In a rallying call to his supporters, Mr Salmond urged the Yes voters to reflect on how far they had come.
"I don't think any of us, whenever we entered politics, would have thought such a thing to be either credible or possible," he said.
He also claimed the campaign had put "a scare and a fear of enormous proportions" at the heart of the Westminster establishment.
"Today of all days as we bring Scotland together, let us not dwell on the distance we have fallen short, let us dwell on the distance we have travelled and have confidence the movement is abroad in Scotland that will take this nation forward," he added.
See previous story published on September 18, 2014:
Scottish independence: First referendum results declared
-Clackmannanshire results in with 'No' winning 19,036 votes and 'Yes' on 16,350 on an 89 percent turnout
CLACKMANNANSHIRE, Scotland, UK - The first results are coming in for the referendum to decide whether Scotland should stay in the UK or become an independent country, said a BBC article.
Clackmannanshire was the earliest to declare, with "No" winning 19,036 votes and "Yes" on 16,350 on an 89% turnout.
Counting will be carried out through the night, with individual results announced for each of Scotland's 32 local authority areas.
The final national result is expected after 06:30 BST (05:30 GMT) on Friday September 19, 2014.
The BBC article said Orkney was the second area to announce its result, with "No" winning 10,004 votes compared with 4,883 for "Yes" on a turnout of 83.7%.

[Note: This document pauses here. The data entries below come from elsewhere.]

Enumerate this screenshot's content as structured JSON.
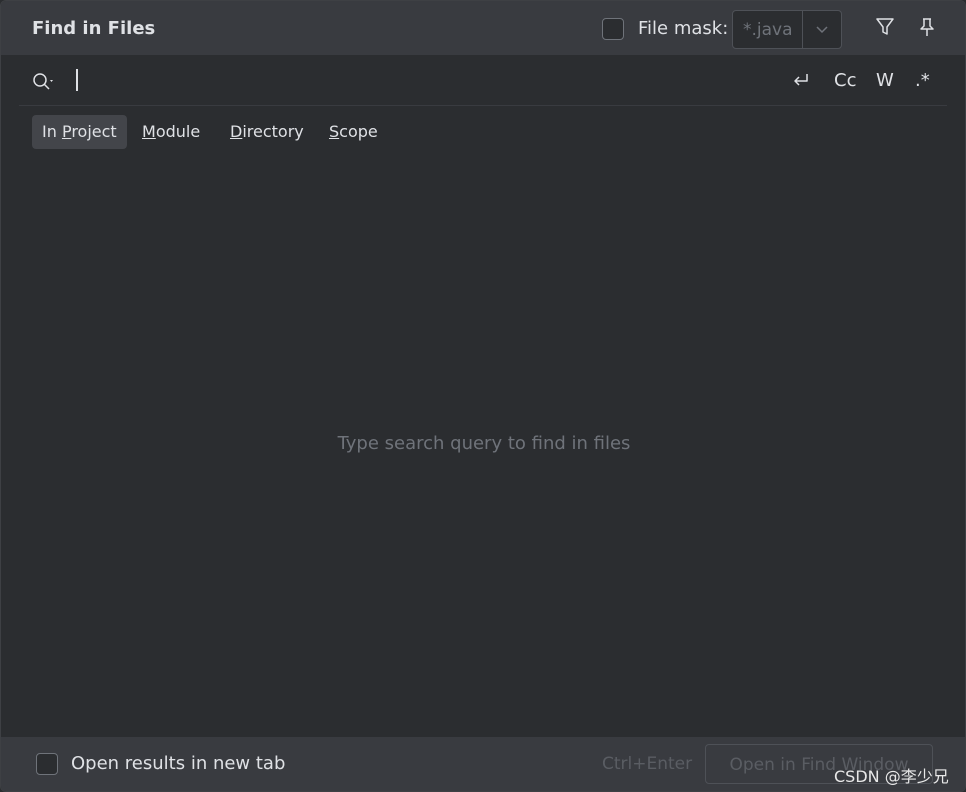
{
  "header": {
    "title": "Find in Files",
    "file_mask_label": "File mask:",
    "file_mask_value": "*.java",
    "file_mask_checked": false
  },
  "icons": {
    "filter": "filter-icon",
    "pin": "pin-icon",
    "search": "search-icon",
    "dropdown": "chevron-down-icon"
  },
  "search": {
    "query": "",
    "options": {
      "newline": "↩",
      "match_case": "Cc",
      "words": "W",
      "regex": ".*"
    }
  },
  "scopes": {
    "in_project": {
      "prefix": "In ",
      "mnemonic": "P",
      "rest": "roject",
      "active": true
    },
    "module": {
      "prefix": "",
      "mnemonic": "M",
      "rest": "odule",
      "active": false
    },
    "directory": {
      "prefix": "",
      "mnemonic": "D",
      "rest": "irectory",
      "active": false
    },
    "scope": {
      "prefix": "",
      "mnemonic": "S",
      "rest": "cope",
      "active": false
    }
  },
  "results": {
    "empty_text": "Type search query to find in files"
  },
  "footer": {
    "new_tab_label": "Open results in new tab",
    "shortcut": "Ctrl+Enter",
    "open_button": "Open in Find Window"
  },
  "watermark": "CSDN @李少兄",
  "colors": {
    "background": "#2b2d30",
    "header": "#393b40",
    "text": "#dfe1e5",
    "muted": "#6f737a",
    "active_tab": "#43454a"
  }
}
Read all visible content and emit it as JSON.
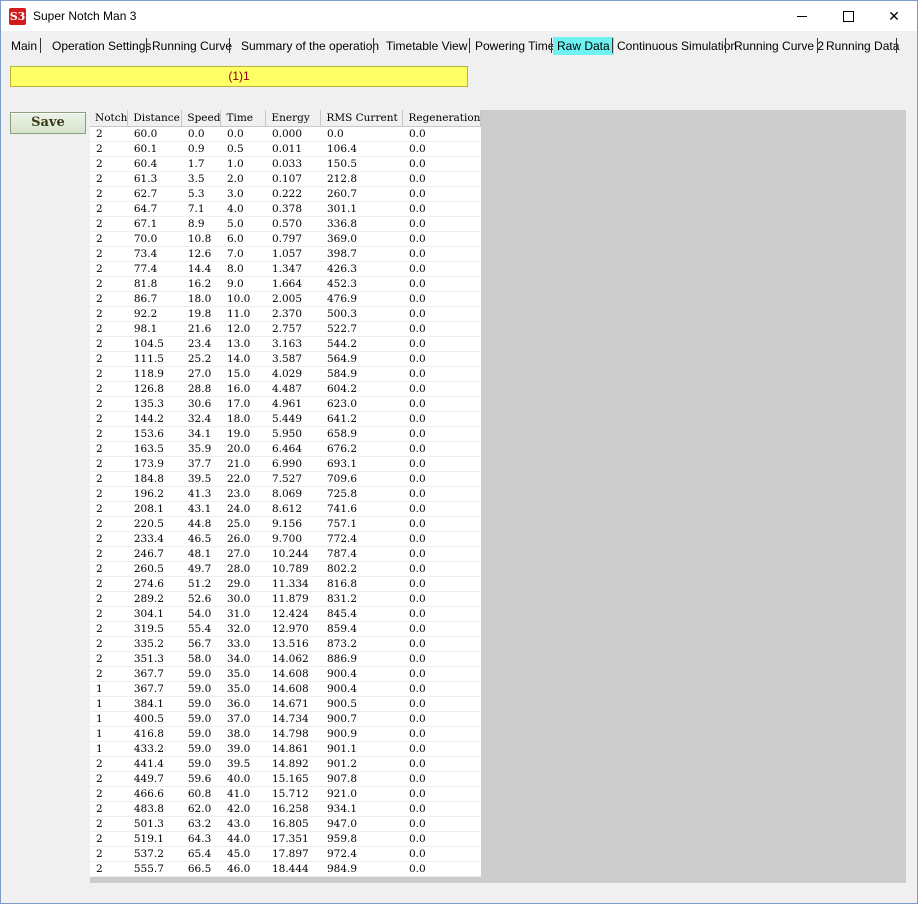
{
  "window": {
    "title": "Super Notch Man 3",
    "icon": "S3"
  },
  "tabs": [
    "Main",
    "Operation Settings",
    "Running Curve",
    "Summary of the operation",
    "Timetable View",
    "Powering Time",
    "Raw Data",
    "Continuous Simulation",
    "Running Curve 2",
    "Running Data"
  ],
  "active_tab": "Raw Data",
  "status_bar": {
    "text": "(1)1"
  },
  "save_label": "Save",
  "colors": {
    "active_tab": "#6ff2f2",
    "status_bar": "#ffff66",
    "app_icon": "#d41b1b"
  },
  "table": {
    "columns": [
      "Notch",
      "Distance",
      "Speed",
      "Time",
      "Energy",
      "RMS Current",
      "Regeneration"
    ],
    "rows": [
      [
        "2",
        "60.0",
        "0.0",
        "0.0",
        "0.000",
        "0.0",
        "0.0"
      ],
      [
        "2",
        "60.1",
        "0.9",
        "0.5",
        "0.011",
        "106.4",
        "0.0"
      ],
      [
        "2",
        "60.4",
        "1.7",
        "1.0",
        "0.033",
        "150.5",
        "0.0"
      ],
      [
        "2",
        "61.3",
        "3.5",
        "2.0",
        "0.107",
        "212.8",
        "0.0"
      ],
      [
        "2",
        "62.7",
        "5.3",
        "3.0",
        "0.222",
        "260.7",
        "0.0"
      ],
      [
        "2",
        "64.7",
        "7.1",
        "4.0",
        "0.378",
        "301.1",
        "0.0"
      ],
      [
        "2",
        "67.1",
        "8.9",
        "5.0",
        "0.570",
        "336.8",
        "0.0"
      ],
      [
        "2",
        "70.0",
        "10.8",
        "6.0",
        "0.797",
        "369.0",
        "0.0"
      ],
      [
        "2",
        "73.4",
        "12.6",
        "7.0",
        "1.057",
        "398.7",
        "0.0"
      ],
      [
        "2",
        "77.4",
        "14.4",
        "8.0",
        "1.347",
        "426.3",
        "0.0"
      ],
      [
        "2",
        "81.8",
        "16.2",
        "9.0",
        "1.664",
        "452.3",
        "0.0"
      ],
      [
        "2",
        "86.7",
        "18.0",
        "10.0",
        "2.005",
        "476.9",
        "0.0"
      ],
      [
        "2",
        "92.2",
        "19.8",
        "11.0",
        "2.370",
        "500.3",
        "0.0"
      ],
      [
        "2",
        "98.1",
        "21.6",
        "12.0",
        "2.757",
        "522.7",
        "0.0"
      ],
      [
        "2",
        "104.5",
        "23.4",
        "13.0",
        "3.163",
        "544.2",
        "0.0"
      ],
      [
        "2",
        "111.5",
        "25.2",
        "14.0",
        "3.587",
        "564.9",
        "0.0"
      ],
      [
        "2",
        "118.9",
        "27.0",
        "15.0",
        "4.029",
        "584.9",
        "0.0"
      ],
      [
        "2",
        "126.8",
        "28.8",
        "16.0",
        "4.487",
        "604.2",
        "0.0"
      ],
      [
        "2",
        "135.3",
        "30.6",
        "17.0",
        "4.961",
        "623.0",
        "0.0"
      ],
      [
        "2",
        "144.2",
        "32.4",
        "18.0",
        "5.449",
        "641.2",
        "0.0"
      ],
      [
        "2",
        "153.6",
        "34.1",
        "19.0",
        "5.950",
        "658.9",
        "0.0"
      ],
      [
        "2",
        "163.5",
        "35.9",
        "20.0",
        "6.464",
        "676.2",
        "0.0"
      ],
      [
        "2",
        "173.9",
        "37.7",
        "21.0",
        "6.990",
        "693.1",
        "0.0"
      ],
      [
        "2",
        "184.8",
        "39.5",
        "22.0",
        "7.527",
        "709.6",
        "0.0"
      ],
      [
        "2",
        "196.2",
        "41.3",
        "23.0",
        "8.069",
        "725.8",
        "0.0"
      ],
      [
        "2",
        "208.1",
        "43.1",
        "24.0",
        "8.612",
        "741.6",
        "0.0"
      ],
      [
        "2",
        "220.5",
        "44.8",
        "25.0",
        "9.156",
        "757.1",
        "0.0"
      ],
      [
        "2",
        "233.4",
        "46.5",
        "26.0",
        "9.700",
        "772.4",
        "0.0"
      ],
      [
        "2",
        "246.7",
        "48.1",
        "27.0",
        "10.244",
        "787.4",
        "0.0"
      ],
      [
        "2",
        "260.5",
        "49.7",
        "28.0",
        "10.789",
        "802.2",
        "0.0"
      ],
      [
        "2",
        "274.6",
        "51.2",
        "29.0",
        "11.334",
        "816.8",
        "0.0"
      ],
      [
        "2",
        "289.2",
        "52.6",
        "30.0",
        "11.879",
        "831.2",
        "0.0"
      ],
      [
        "2",
        "304.1",
        "54.0",
        "31.0",
        "12.424",
        "845.4",
        "0.0"
      ],
      [
        "2",
        "319.5",
        "55.4",
        "32.0",
        "12.970",
        "859.4",
        "0.0"
      ],
      [
        "2",
        "335.2",
        "56.7",
        "33.0",
        "13.516",
        "873.2",
        "0.0"
      ],
      [
        "2",
        "351.3",
        "58.0",
        "34.0",
        "14.062",
        "886.9",
        "0.0"
      ],
      [
        "2",
        "367.7",
        "59.0",
        "35.0",
        "14.608",
        "900.4",
        "0.0"
      ],
      [
        "1",
        "367.7",
        "59.0",
        "35.0",
        "14.608",
        "900.4",
        "0.0"
      ],
      [
        "1",
        "384.1",
        "59.0",
        "36.0",
        "14.671",
        "900.5",
        "0.0"
      ],
      [
        "1",
        "400.5",
        "59.0",
        "37.0",
        "14.734",
        "900.7",
        "0.0"
      ],
      [
        "1",
        "416.8",
        "59.0",
        "38.0",
        "14.798",
        "900.9",
        "0.0"
      ],
      [
        "1",
        "433.2",
        "59.0",
        "39.0",
        "14.861",
        "901.1",
        "0.0"
      ],
      [
        "2",
        "441.4",
        "59.0",
        "39.5",
        "14.892",
        "901.2",
        "0.0"
      ],
      [
        "2",
        "449.7",
        "59.6",
        "40.0",
        "15.165",
        "907.8",
        "0.0"
      ],
      [
        "2",
        "466.6",
        "60.8",
        "41.0",
        "15.712",
        "921.0",
        "0.0"
      ],
      [
        "2",
        "483.8",
        "62.0",
        "42.0",
        "16.258",
        "934.1",
        "0.0"
      ],
      [
        "2",
        "501.3",
        "63.2",
        "43.0",
        "16.805",
        "947.0",
        "0.0"
      ],
      [
        "2",
        "519.1",
        "64.3",
        "44.0",
        "17.351",
        "959.8",
        "0.0"
      ],
      [
        "2",
        "537.2",
        "65.4",
        "45.0",
        "17.897",
        "972.4",
        "0.0"
      ],
      [
        "2",
        "555.7",
        "66.5",
        "46.0",
        "18.444",
        "984.9",
        "0.0"
      ]
    ]
  }
}
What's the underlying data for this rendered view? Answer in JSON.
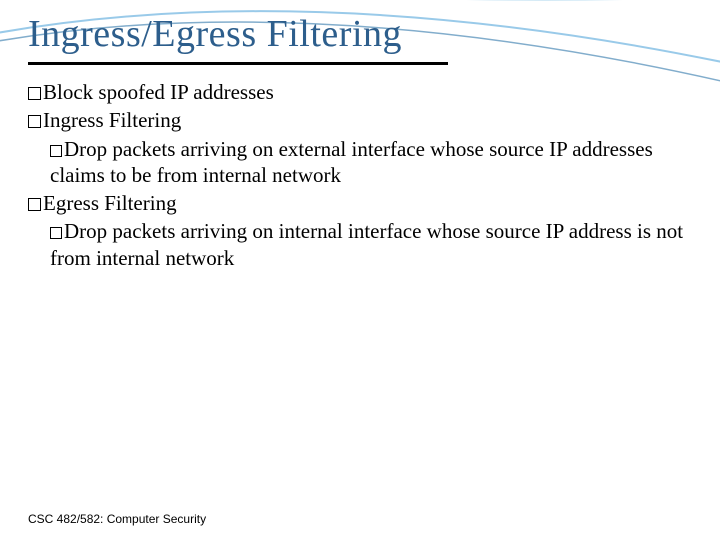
{
  "title": "Ingress/Egress Filtering",
  "bullets": {
    "b1": "Block spoofed IP addresses",
    "b2": "Ingress Filtering",
    "b2_sub": "Drop packets arriving on external interface whose source IP addresses claims to be from internal network",
    "b3": "Egress Filtering",
    "b3_sub": "Drop packets arriving on internal interface whose source IP address is not from internal network"
  },
  "footer": "CSC 482/582: Computer Security"
}
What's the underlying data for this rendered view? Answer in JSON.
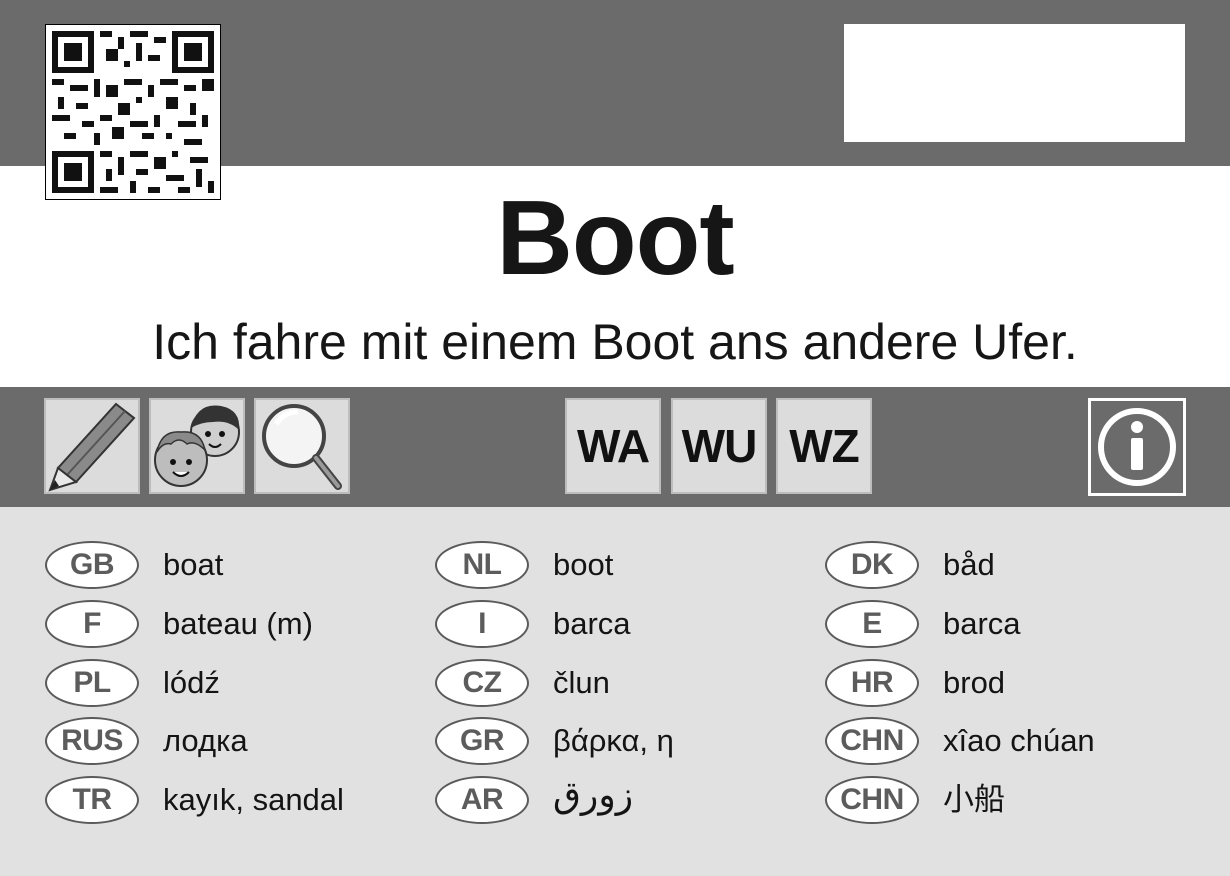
{
  "card": {
    "title": "Boot",
    "sentence": "Ich fahre mit einem Boot ans andere Ufer."
  },
  "header": {
    "qr_icon": "qr-code-icon",
    "name_box_value": ""
  },
  "toolbar": {
    "tools": [
      {
        "name": "pencil",
        "icon": "pencil-icon"
      },
      {
        "name": "children",
        "icon": "children-faces-icon"
      },
      {
        "name": "magnifier",
        "icon": "magnifier-icon"
      }
    ],
    "word_buttons": [
      "WA",
      "WU",
      "WZ"
    ],
    "info_icon": "info-icon"
  },
  "translations": [
    {
      "code": "GB",
      "word": "boat"
    },
    {
      "code": "F",
      "word": "bateau (m)"
    },
    {
      "code": "PL",
      "word": "lódź"
    },
    {
      "code": "RUS",
      "word": "лодка"
    },
    {
      "code": "TR",
      "word": "kayık, sandal"
    },
    {
      "code": "NL",
      "word": "boot"
    },
    {
      "code": "I",
      "word": "barca"
    },
    {
      "code": "CZ",
      "word": "člun"
    },
    {
      "code": "GR",
      "word": "βάρκα, η"
    },
    {
      "code": "AR",
      "word": "زورق"
    },
    {
      "code": "DK",
      "word": "båd"
    },
    {
      "code": "E",
      "word": "barca"
    },
    {
      "code": "HR",
      "word": "brod"
    },
    {
      "code": "CHN",
      "word": "xîao chúan"
    },
    {
      "code": "CHN",
      "word": "小船"
    }
  ],
  "colors": {
    "band": "#6b6b6b",
    "panel": "#e1e1e1",
    "tile": "#dcdcdc",
    "badge_text": "#5c5c5c"
  }
}
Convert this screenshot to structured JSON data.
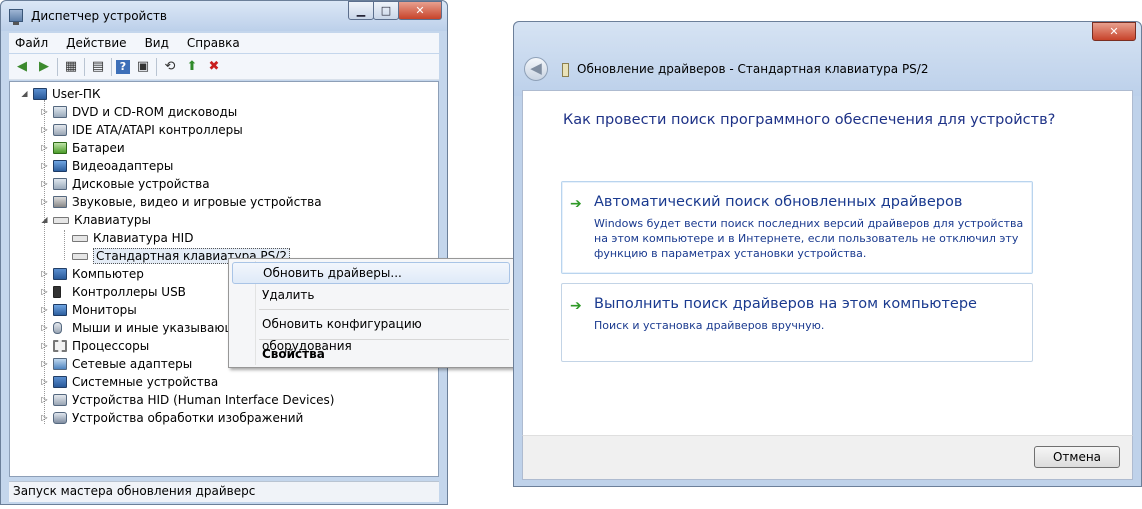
{
  "device_manager": {
    "title": "Диспетчер устройств",
    "window_buttons": {
      "minimize": "▁",
      "maximize": "□",
      "close": "✕"
    },
    "menu": [
      "Файл",
      "Действие",
      "Вид",
      "Справка"
    ],
    "toolbar_icons": [
      "back-icon",
      "forward-icon",
      "console-tree-icon",
      "properties-icon",
      "help-icon",
      "scan-hardware-icon",
      "update-driver-icon",
      "uninstall-icon"
    ],
    "tree": {
      "root": "User-ПК",
      "items": [
        {
          "label": "DVD и CD-ROM дисководы",
          "icon": "dvd-icon"
        },
        {
          "label": "IDE ATA/ATAPI контроллеры",
          "icon": "ide-controller-icon"
        },
        {
          "label": "Батареи",
          "icon": "battery-icon"
        },
        {
          "label": "Видеоадаптеры",
          "icon": "display-adapter-icon"
        },
        {
          "label": "Дисковые устройства",
          "icon": "disk-drive-icon"
        },
        {
          "label": "Звуковые, видео и игровые устройства",
          "icon": "sound-icon"
        },
        {
          "label": "Клавиатуры",
          "icon": "keyboard-icon",
          "expanded": true,
          "children": [
            "Клавиатура HID",
            "Стандартная клавиатура PS/2"
          ]
        },
        {
          "label": "Компьютер",
          "icon": "computer-icon"
        },
        {
          "label": "Контроллеры USB",
          "icon": "usb-icon"
        },
        {
          "label": "Мониторы",
          "icon": "monitor-icon"
        },
        {
          "label": "Мыши и иные указывающ",
          "icon": "mouse-icon"
        },
        {
          "label": "Процессоры",
          "icon": "processor-icon"
        },
        {
          "label": "Сетевые адаптеры",
          "icon": "network-icon"
        },
        {
          "label": "Системные устройства",
          "icon": "system-device-icon"
        },
        {
          "label": "Устройства HID (Human Interface Devices)",
          "icon": "hid-icon"
        },
        {
          "label": "Устройства обработки изображений",
          "icon": "imaging-icon"
        }
      ]
    },
    "status": "Запуск мастера обновления драйверс"
  },
  "context_menu": {
    "items": [
      {
        "label": "Обновить драйверы...",
        "hover": true
      },
      {
        "label": "Удалить"
      },
      {
        "label": "Обновить конфигурацию оборудования"
      },
      {
        "label": "Свойства",
        "bold": true
      }
    ]
  },
  "update_dialog": {
    "title": "Обновление драйверов - Стандартная клавиатура PS/2",
    "close": "✕",
    "back": "◀",
    "heading": "Как провести поиск программного обеспечения для устройств?",
    "options": [
      {
        "title": "Автоматический поиск обновленных драйверов",
        "description": "Windows будет вести поиск последних версий драйверов для устройства на этом компьютере и в Интернете, если пользователь не отключил эту функцию в параметрах установки устройства."
      },
      {
        "title": "Выполнить поиск драйверов на этом компьютере",
        "description": "Поиск и установка драйверов вручную."
      }
    ],
    "arrow": "➔",
    "cancel": "Отмена"
  }
}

Polling expert Professor John Curtice of Strathclyde University said the Clackmannanshire result would be a "considerable disappointment" to the "Yes" side, who would have hoped to have done better in what is Scotland's smallest mainland local authority.
A YouGov on-the-day survey published shortly after polls closed suggested "No" was on 54% and "Yes" on 46%.
The survey questioned 1,828 people after they voted, together with the postal votes of 800 people, although it is not a traditional exit poll.
YouGov said its responses suggested there had been a small shift from "Yes" to "No" on polling day, and also that "No" supporters were slightly more likely to turn out to vote.
A "Yes" vote in the ballot would end the 307-year-old union between Scotland and the rest of the UK.
Scottish First Minister Alex Salmond tweeted: "This has been a remarkable day. Scotland's future truly is in Scotland's hands.”